Créée pour l’anthologie Nos futurs solidaires (2022 – ActuSF), cette nouvelle appartient à une culture créolisante caribéenne. Elle conjugue les langues française et créole avec la science-fiction et interroge notre regard sur l’identité numérique.

Plus on s’enfonce dans Lanvil et plus Lanvil ronge les corps. Ce n’est pas seulement dû à l’humidité ni aux vapeurs salines de la mégalopole caribéenne. Ce n’est pas que physique, se répète Man Pitak. Ce n’est pas que physique. Elle somnole. Elle ne devrait pas. La voix forte de l’infirmière-cheffe la tire du brouillage :

« Tout le monde reste éveillé ! »

L’ensemble de l’équipe médicale s’ébroue dans le convoi prioritaire. 

De son côté, Man Pitak gratte un coin de peau nue, entre les longues locks de ses cheveux, avec l’unique ongle effilé de sa main gauche. Puis, elle entortille une mèche à la racine. Elle écoute à peine les murmures de ses coéquipiers d’un soir. En réalité, elle tente de se regarder andidan, pour capter si son mental se transforme. Car quand on s’y enfonce, Lanvil ronge les corps, mais aussi les esprits.

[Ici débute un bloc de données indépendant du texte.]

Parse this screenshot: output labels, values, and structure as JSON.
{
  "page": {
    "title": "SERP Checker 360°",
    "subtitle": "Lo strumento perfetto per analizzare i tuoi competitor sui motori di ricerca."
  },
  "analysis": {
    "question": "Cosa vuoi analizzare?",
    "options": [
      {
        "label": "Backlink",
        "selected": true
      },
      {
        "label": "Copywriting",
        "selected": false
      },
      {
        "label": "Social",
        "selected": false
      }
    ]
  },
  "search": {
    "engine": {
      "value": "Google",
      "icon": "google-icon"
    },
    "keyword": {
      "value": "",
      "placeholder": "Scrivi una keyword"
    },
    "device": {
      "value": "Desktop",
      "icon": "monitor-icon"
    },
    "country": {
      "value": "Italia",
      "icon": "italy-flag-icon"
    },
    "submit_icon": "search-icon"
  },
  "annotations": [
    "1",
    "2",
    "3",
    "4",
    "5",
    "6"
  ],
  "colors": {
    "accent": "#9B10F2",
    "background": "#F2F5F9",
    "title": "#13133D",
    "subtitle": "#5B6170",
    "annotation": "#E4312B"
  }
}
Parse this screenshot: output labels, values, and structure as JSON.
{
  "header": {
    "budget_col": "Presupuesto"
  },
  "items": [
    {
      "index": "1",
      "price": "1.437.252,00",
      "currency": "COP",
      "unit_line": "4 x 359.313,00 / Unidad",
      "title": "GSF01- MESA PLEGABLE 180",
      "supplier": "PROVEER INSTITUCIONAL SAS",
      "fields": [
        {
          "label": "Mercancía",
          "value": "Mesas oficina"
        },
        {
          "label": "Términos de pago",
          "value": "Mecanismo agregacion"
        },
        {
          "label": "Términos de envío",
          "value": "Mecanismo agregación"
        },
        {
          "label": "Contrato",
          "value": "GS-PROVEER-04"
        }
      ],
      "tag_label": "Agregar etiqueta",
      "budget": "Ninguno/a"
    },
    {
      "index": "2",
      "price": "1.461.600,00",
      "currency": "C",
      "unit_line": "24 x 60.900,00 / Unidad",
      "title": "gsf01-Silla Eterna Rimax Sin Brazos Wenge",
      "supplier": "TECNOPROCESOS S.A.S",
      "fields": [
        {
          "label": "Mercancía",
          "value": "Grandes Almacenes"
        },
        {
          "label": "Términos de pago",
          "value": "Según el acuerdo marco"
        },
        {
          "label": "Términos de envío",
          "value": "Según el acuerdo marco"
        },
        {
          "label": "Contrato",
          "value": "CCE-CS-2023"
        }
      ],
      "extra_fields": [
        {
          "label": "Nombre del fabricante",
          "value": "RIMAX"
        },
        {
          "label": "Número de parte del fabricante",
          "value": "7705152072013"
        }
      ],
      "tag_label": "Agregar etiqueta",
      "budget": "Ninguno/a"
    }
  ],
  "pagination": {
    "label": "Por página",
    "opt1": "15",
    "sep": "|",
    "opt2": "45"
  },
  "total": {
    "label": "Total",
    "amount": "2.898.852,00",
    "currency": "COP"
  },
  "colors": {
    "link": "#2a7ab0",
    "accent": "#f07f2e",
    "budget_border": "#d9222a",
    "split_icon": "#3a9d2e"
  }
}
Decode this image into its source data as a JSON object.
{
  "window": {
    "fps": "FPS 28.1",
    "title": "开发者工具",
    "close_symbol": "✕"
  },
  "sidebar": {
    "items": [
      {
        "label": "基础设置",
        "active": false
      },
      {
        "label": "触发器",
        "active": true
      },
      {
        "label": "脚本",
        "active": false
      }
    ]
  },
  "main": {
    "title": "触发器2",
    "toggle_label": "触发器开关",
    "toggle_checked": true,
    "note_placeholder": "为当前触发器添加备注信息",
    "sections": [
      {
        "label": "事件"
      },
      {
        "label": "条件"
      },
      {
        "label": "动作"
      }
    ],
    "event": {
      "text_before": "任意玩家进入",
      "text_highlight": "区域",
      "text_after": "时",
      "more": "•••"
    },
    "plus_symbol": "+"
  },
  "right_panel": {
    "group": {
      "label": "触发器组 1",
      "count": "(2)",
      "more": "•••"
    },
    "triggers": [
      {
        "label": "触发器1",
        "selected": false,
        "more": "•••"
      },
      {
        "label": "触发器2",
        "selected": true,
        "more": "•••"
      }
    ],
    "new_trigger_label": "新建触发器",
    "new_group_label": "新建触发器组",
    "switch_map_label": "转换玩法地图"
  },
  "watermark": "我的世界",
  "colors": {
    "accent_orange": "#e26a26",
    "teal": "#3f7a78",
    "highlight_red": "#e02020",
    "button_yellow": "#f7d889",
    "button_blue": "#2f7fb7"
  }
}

Ce soir, il s’agit de ne pas s’assoupir. Le convoi ambulancier lévite dans son tunnel à travers les hauts bâtiments de la ville. C’est un pod qui flotte sur son rail, ce qui n’arrange pas la terrible envie de Man Pitak de s’endormir. Elle lutte. L’engin sans pilote emprunte un réseau de transport privé, autoguidé par un pass prioritaire. À son bord, toute l’équipe de soin no 20, qu’on appelle parfois la Clandestine.

L’infirmière-cheffe, c’est Kelly. Elle porte un casque de vision augmentée pour coordonner ses infirmiers et leurs auxiliaires, et planifier les opérations sur le terrain. Elle est en contact continu avec les centres hospitaliers des étages supérieurs de Lanvil, mais préfère gérer les interventions de A à Z in situ : remonter est toujours une perte de temps et le pod est assez grand pour stocker tout le matériel dont le groupe a besoin, jusqu’au matin.

« Nous pénétrons le Bas-Lanvil. Wojé et Tania, je vous veux sur les dialyses, ce soir. Vous en avez sept, je vous transmets la géolocalisation du domicile des patients sur vos palmeurs ainsi que leurs identités. Vous avez trois patients enfants sur votre circuit, alors prenez votre temps avec eux : ils ont besoin de toute votre attention. »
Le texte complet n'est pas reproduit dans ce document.